We’re heading toward a fragmented future where only agents with access to exclusive data can compete, while everyone else works with flawed algorithms.
Zillow is attempting to become the new gatekeeper. Could the MLS become optional, or, we could go back to selling real estate brokerage by brokerage. A return to the Stone Age. One way or the other, we are handicapped by a lack of correct information. AI cannot fix that. Don’t trust an AI CMA or any app that tells you it can make one until it can: review off market sales and has the ability to deduce their condition, monitor for difference between advertised square footage and assessor’s square footage, understand the differences between neighborhoods not just on a radius basis. HouseCanary is the closest I’ve seen and even that you have check with a fine-tooth comb.

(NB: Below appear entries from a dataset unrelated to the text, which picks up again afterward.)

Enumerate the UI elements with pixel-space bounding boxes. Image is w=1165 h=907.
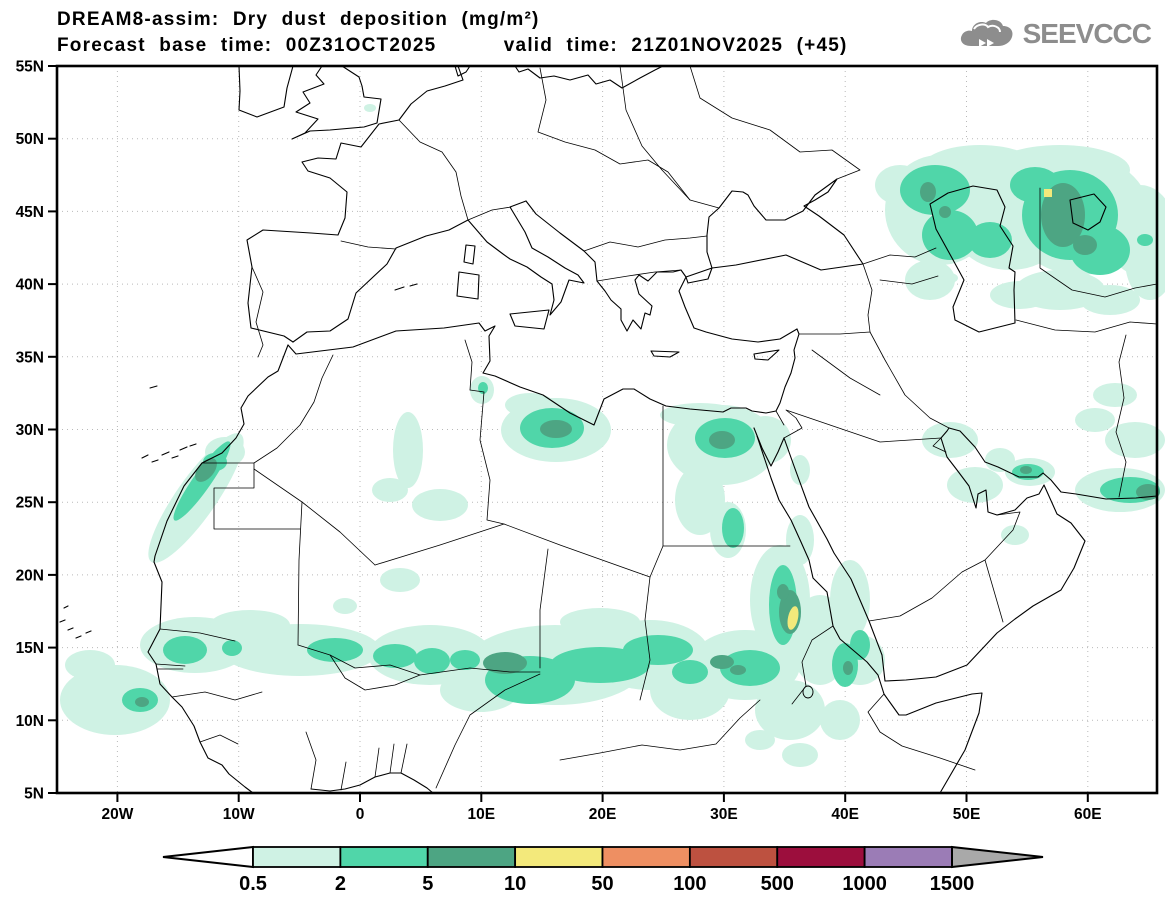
dust-level-10-50 (787, 189, 1052, 630)
colorbar-label-2: 2 (335, 873, 346, 895)
title-block: DREAM8-assim: Dry dust deposition (mg/m²… (57, 7, 848, 59)
colorbar-cell-5 (426, 846, 517, 868)
colorbar-label-100: 100 (673, 873, 706, 895)
map-canvas: 55N 50N 45N 40N 35N 30N 25N 20N 15N 10N 5N 20W 10W 0 1… (16, 59, 1165, 824)
page-title: DREAM8-assim: Dry dust deposition (mg/m²… (57, 9, 540, 30)
lat-label-50N: 50N (16, 131, 44, 148)
dust-deposition-shading (60, 104, 1165, 767)
lat-label-35N: 35N (16, 349, 44, 366)
lon-label-30E: 30E (710, 806, 738, 823)
lat-label-15N: 15N (16, 640, 44, 657)
colorbar-cell-10 (514, 846, 604, 868)
lat-label-30N: 30N (16, 422, 44, 439)
lon-label-20W: 20W (101, 806, 133, 823)
colorbar-label-50: 50 (591, 873, 613, 895)
lat-label-25N: 25N (16, 495, 44, 512)
colorbar: 0.5 2 5 10 50 100 500 1000 1500 (162, 845, 1044, 895)
lat-label-5N: 5N (24, 786, 44, 803)
lon-label-10W: 10W (223, 806, 255, 823)
colorbar-under-arrow (162, 845, 254, 869)
colorbar-cell-0.5 (252, 846, 342, 868)
colorbar-label-10: 10 (504, 873, 526, 895)
colorbar-cell-1000 (863, 846, 953, 868)
lat-label-55N: 55N (16, 59, 44, 76)
lon-label-20E: 20E (589, 806, 617, 823)
lon-label-60E: 60E (1074, 806, 1102, 823)
axis-ticks: 55N 50N 45N 40N 35N 30N 25N 20N 15N 10N 5N 20W 10W 0 1… (16, 59, 1102, 824)
seevccc-logo: SEEVCCC (957, 14, 1152, 54)
seevccc-logo-text: SEEVCCC (1022, 18, 1152, 49)
colorbar-cell-50 (601, 846, 691, 868)
lon-label-40E: 40E (831, 806, 859, 823)
colorbar-label-500: 500 (761, 873, 794, 895)
country-borders (155, 65, 1158, 791)
colorbar-cell-500 (776, 846, 866, 868)
colorbar-over-arrow (951, 845, 1044, 869)
lat-label-10N: 10N (16, 713, 44, 730)
lat-label-40N: 40N (16, 277, 44, 294)
colorbar-label-0.5: 0.5 (239, 873, 267, 895)
colorbar-cell-2 (339, 846, 429, 868)
seevccc-cloud-icon (960, 19, 1013, 47)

The most dangerous part isn’t the technology itself. It’s how desperately agents are adopting AI for marketing, content creation, and CMAs without proper vetting.
Our industry leadership is failing to test these products before encouraging widespread adoption. Similar to how we sold ourselves out to portals years ago, we’re racing to embrace technology without considering the incorrect information and homogenization that current AI applications provide.
I see agents losing their voice, the one they’ve fought years to develop. Even with the most specific prompts, AI-generated content feels robotic and impersonal.
Here’s where emotional intelligence wins every time. Picture the buying cycle: you get preapproved for more than you think you should spend, start hunting, nothing looks good, then you find the perfect property at a great price.
You want to write an offer. The AI app gives you a valuation missing accurate comparables. Your agent knows the property will sell for more based on market nuances AI can’t detect.
If you trust the AI, you lose your dream home.
This isn’t theoretical. Studies show AI systems routinely charge Black and Latinx borrowers higher rates for identical loans, the content creation apps frequently use terms like “family-friendly” in their draft MLS descriptions (which is a violation even though I don’t think it should be)…now we’re not just risking individual transactions. We’re also risking fair housing violations on a massive scale.
Before any AI technology goes live on MLS platforms or gets promoted by professional associations, it needs to be tested like vaccines need to be tested.
Scientific. Rigorous. With focus groups examining real-world scenarios.
We need to test for accuracy, bias, legal compliance, and impact on professional relationships. We need to understand what happens when these tools fail, not just when they work.
The testing should happen at the national level, through MLSs, or by professionals who understand both technology and real estate practice.
The foundation of consumer experience and our professional esteem is at risk.
We’re at a crossroads. We can continue rushing toward AI adoption without proper safeguards, or we can demand the rigorous testing that protects both agents and consumers.
The technology isn’t inherently evil. In fact, it’s very useful. But deploying it without understanding its limitations and biases puts everyone at risk.
Some aspects of real estate transactions will always require human judgment. Pricing strategy, emotional intelligence, local market knowledge, and ethical decision-making can’t be reduced to algorithms.
The question isn’t whether AI will change real estate. It’s whether we’ll implement it responsibly or let it quietly break the trust and expertise our industry depends on.
I choose rigorous testing over reckless adoption. I choose human expertise enhanced by technology, not replaced by it.